Agarrado como una garrapata al poder, a Pedro
Sánchez no hay quien lo eche por el momento. Nos chupa la sangre, torpe en la
gestión de la pandemia y un desastre en lo económico y político-social. Sus
credenciales son la fatuidad y el engaño. Se complace en los halagos que le
dedican los medios afines, regados dinerariamente por él, ignorando las críticas
que se le hacen por los que nada le deben, sean españoles o extranjeros.

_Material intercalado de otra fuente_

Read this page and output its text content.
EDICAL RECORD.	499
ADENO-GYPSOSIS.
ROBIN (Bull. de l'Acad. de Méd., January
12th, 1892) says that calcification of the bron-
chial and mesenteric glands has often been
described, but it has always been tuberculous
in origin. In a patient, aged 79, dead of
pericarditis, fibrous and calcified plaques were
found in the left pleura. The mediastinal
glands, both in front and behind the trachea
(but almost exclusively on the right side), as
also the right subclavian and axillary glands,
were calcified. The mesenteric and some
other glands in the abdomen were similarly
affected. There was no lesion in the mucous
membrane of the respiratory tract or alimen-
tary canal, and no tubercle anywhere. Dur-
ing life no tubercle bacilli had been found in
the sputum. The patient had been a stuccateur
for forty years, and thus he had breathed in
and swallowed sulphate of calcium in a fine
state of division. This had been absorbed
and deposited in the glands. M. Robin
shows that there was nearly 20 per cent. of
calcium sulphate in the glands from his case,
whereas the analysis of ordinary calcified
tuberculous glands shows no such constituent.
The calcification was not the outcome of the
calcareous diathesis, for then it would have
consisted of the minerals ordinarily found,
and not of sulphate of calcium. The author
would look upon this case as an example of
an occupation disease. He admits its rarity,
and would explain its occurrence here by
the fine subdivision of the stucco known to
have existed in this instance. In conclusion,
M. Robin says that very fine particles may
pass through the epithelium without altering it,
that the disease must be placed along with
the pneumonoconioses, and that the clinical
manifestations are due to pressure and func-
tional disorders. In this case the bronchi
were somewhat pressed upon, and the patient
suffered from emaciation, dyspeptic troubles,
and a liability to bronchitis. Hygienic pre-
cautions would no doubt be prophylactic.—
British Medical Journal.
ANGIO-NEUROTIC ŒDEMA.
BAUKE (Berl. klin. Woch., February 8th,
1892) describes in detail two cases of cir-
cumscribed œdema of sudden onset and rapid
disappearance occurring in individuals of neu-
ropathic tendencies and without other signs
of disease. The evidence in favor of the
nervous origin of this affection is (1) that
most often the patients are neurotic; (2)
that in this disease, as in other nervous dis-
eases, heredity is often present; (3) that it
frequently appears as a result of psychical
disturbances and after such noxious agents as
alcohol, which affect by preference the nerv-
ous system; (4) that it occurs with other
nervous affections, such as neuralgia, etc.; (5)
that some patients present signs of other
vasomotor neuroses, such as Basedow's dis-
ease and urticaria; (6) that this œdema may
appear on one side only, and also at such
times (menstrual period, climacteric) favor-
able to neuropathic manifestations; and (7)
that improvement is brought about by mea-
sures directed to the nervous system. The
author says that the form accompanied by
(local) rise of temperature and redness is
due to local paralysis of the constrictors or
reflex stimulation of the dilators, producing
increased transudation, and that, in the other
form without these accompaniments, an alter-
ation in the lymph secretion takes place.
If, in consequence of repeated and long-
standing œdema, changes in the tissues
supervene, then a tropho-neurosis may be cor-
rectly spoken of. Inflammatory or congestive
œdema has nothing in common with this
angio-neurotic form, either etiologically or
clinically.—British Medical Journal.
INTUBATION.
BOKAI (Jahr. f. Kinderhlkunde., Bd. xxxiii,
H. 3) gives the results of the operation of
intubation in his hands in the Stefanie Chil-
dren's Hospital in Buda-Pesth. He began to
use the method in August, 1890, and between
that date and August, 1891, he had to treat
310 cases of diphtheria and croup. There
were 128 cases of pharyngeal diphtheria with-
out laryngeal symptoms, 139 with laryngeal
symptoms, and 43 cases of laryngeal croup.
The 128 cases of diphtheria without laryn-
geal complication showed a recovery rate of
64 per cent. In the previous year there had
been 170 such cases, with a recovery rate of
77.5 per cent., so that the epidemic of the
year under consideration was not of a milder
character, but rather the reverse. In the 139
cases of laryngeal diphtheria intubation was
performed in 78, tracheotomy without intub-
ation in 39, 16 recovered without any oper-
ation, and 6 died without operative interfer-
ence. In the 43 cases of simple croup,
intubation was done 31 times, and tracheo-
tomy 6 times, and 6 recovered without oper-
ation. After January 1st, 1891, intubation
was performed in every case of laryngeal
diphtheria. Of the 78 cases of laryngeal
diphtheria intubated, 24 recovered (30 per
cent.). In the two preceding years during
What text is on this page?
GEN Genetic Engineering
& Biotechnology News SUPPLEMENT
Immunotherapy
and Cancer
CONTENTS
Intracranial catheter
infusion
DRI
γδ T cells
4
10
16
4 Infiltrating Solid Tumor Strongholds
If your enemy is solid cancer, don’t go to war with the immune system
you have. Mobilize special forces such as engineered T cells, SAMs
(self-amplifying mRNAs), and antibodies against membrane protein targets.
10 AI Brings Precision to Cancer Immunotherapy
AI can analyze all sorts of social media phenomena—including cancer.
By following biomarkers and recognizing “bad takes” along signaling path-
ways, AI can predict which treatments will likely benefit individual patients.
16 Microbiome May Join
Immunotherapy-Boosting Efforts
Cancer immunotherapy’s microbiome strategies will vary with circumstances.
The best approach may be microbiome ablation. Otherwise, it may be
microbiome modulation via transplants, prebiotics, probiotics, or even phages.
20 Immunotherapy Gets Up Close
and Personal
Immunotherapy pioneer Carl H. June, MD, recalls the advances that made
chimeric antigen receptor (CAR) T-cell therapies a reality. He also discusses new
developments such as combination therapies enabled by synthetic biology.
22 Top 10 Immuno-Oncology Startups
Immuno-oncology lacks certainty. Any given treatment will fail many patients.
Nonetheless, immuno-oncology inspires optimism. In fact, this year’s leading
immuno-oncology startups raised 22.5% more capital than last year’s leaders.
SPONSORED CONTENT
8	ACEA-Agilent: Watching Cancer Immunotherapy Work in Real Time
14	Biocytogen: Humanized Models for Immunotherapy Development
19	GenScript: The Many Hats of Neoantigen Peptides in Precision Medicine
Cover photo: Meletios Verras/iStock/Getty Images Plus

De la nefasta gestión de muchos de sus ministros
él es el único responsable, ya que libremente los designó. Los aciertos de los
restantes, pocos por cierto, se deben a éstos, aunque Sánchez se apunte el
tanto. En cualquier caso es el que tiene la última palabra, revestida de falsa
humildad y repleta de circunloquios aburridos. Pero ahí sigue, cual
espantapájaros en terreno baldío y convertido por él en un erial, para que no se
acerquen y puedan picotear los frágiles pajarillos. Solamente los buitres
revolotean a su alrededor en busca de los deshechos de algún animal muerto por
sed e inanición.
Solar patrio, ahora desértico, en el que sólo
existe el oasis monclovita. Desde allí reparte rácana y caprichosamente dátiles
y leche a los tuaregs, para que no se solivianten ni le asedien. Cuando lo
intenten, unos estarán ya exhaustos y otros habrán perecido. Aquí, todos, salvo
los privilegiados, somos tuaregs, pero sin palmeras bajo las que cobijarnos ni
vaca u oveja con leche. El cordero escuálido sólo da para un caldo de cuscús.